John Driscoll/The Times-Standard

Posted: 12/22/2010 10:20:35 AM PST

The Humboldt Redwood Co. will pay $330,000 to settle more than $4 million in penalties from water quality violations by bankrupt Pacific Lumber Co. if an agreement is approved by state regulators in January.

As part of a stipulation with the North Coast Regional Water Quality Control Board, Humboldt Redwood has agreed to pay a portion of the fines levied against PL for its failure to comply with several cleanup orders regarding Elk River and Freshwater Creek. The orders, lodged in 2004 and 2006, required PL to assess, treat and monitor sediment discharges from logging practices in the watersheds, which can harm salmon and cause flooding.

Clearcutting and road building by PL in those watersheds generated a flood of controversy over years. PL went bankrupt in January 2007, and the Mendocino Redwood Co.'s bid to buy the company was successful. With the purchase, the new Humboldt Redwood Co. agreed to stop cutting old-growth redwoods, reduce the rate of logging and eliminate traditional clearcutting.

In the stipulation, the water board staff acknowledges the company's higher standards but said that the company was aware of the $4 million liability it was taking on when it bought PL during bankruptcy.

The substantially reduced penalty of $330,000 is a result of negotiations between the water board and Humboldt Redwood, said water board Assistant Executive Officer Luis Rivera.

”It's a reflection of today's circumstances,” Rivera said.

Humboldt Redwood Chairman Sandy Dean said that PL had tried to negotiate a reduction in the penalties before it went bankrupt.
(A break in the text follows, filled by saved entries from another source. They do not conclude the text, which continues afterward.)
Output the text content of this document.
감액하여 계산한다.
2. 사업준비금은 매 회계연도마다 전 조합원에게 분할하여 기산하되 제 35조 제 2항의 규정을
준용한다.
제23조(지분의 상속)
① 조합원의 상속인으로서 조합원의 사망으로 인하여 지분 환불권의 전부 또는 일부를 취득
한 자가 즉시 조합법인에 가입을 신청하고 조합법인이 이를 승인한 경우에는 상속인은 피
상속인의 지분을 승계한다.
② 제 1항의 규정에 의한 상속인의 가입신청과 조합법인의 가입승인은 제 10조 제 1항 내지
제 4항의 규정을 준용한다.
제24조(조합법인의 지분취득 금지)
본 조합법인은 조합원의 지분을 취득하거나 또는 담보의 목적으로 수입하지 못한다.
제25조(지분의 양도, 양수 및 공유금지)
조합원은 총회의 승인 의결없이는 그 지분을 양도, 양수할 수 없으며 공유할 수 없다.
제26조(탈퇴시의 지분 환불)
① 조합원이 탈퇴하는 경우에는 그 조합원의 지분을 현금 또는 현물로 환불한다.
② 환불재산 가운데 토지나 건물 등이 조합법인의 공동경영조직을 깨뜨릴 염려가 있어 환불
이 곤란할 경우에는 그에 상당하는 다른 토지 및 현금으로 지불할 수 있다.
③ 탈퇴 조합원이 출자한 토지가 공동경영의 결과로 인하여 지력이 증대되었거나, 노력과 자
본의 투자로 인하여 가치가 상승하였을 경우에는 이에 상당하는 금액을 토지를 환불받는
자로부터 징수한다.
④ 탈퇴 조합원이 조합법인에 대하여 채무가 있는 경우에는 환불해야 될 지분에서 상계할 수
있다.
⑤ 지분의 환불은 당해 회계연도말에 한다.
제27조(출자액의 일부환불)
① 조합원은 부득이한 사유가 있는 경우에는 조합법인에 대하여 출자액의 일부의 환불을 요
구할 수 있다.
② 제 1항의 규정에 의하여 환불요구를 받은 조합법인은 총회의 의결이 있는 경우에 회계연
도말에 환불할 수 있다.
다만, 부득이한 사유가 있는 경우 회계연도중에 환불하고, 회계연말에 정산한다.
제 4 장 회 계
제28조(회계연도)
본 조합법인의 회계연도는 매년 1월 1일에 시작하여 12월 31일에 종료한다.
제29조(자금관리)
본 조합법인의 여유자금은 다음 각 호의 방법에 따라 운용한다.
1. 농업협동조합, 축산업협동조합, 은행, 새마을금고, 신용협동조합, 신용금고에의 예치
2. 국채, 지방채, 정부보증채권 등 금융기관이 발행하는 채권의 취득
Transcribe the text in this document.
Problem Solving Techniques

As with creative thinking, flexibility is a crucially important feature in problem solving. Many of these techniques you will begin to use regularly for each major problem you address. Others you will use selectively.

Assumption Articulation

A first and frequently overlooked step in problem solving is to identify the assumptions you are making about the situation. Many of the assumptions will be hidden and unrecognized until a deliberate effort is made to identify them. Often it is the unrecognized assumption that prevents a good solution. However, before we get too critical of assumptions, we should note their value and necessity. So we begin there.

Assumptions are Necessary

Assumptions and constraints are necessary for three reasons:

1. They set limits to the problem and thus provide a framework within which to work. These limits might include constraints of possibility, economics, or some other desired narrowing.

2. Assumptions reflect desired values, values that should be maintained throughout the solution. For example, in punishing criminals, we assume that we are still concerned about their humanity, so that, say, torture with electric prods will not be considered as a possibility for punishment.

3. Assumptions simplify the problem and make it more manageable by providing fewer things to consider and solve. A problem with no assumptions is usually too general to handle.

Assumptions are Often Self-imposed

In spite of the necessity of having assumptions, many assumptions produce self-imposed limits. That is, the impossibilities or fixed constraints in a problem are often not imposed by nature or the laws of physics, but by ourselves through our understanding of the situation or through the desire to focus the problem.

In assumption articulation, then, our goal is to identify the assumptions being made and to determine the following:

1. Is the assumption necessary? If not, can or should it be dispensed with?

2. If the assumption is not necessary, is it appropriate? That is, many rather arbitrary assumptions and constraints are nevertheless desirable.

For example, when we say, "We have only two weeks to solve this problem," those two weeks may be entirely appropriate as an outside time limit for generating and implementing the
After Humboldt Redwood took over, the new company argued that the fines should be waived altogether, Dean said, especially since it fired the top management of the defunct PL. Dean said Humboldt Redwood has done the best it could to resolve the matter to the water board's satisfaction, but he wouldn't comment on whether he felt it was fair to punish the new company for the old company's deeds.

”Having to pay fines for the actions of the old PL at a time when our industry is under significant economic strain is a challenge,” Dean said.

With the stipulation, the water board will have settled all violations from the old PL, Rivera said. The orders will sunset, and new permits will be issued to Humboldt Redwood to reflect the company's logging practices and protect the Elk River and Freshwater Creek watersheds, he said.

The stipulation is scheduled to go before the water board on Jan. 27.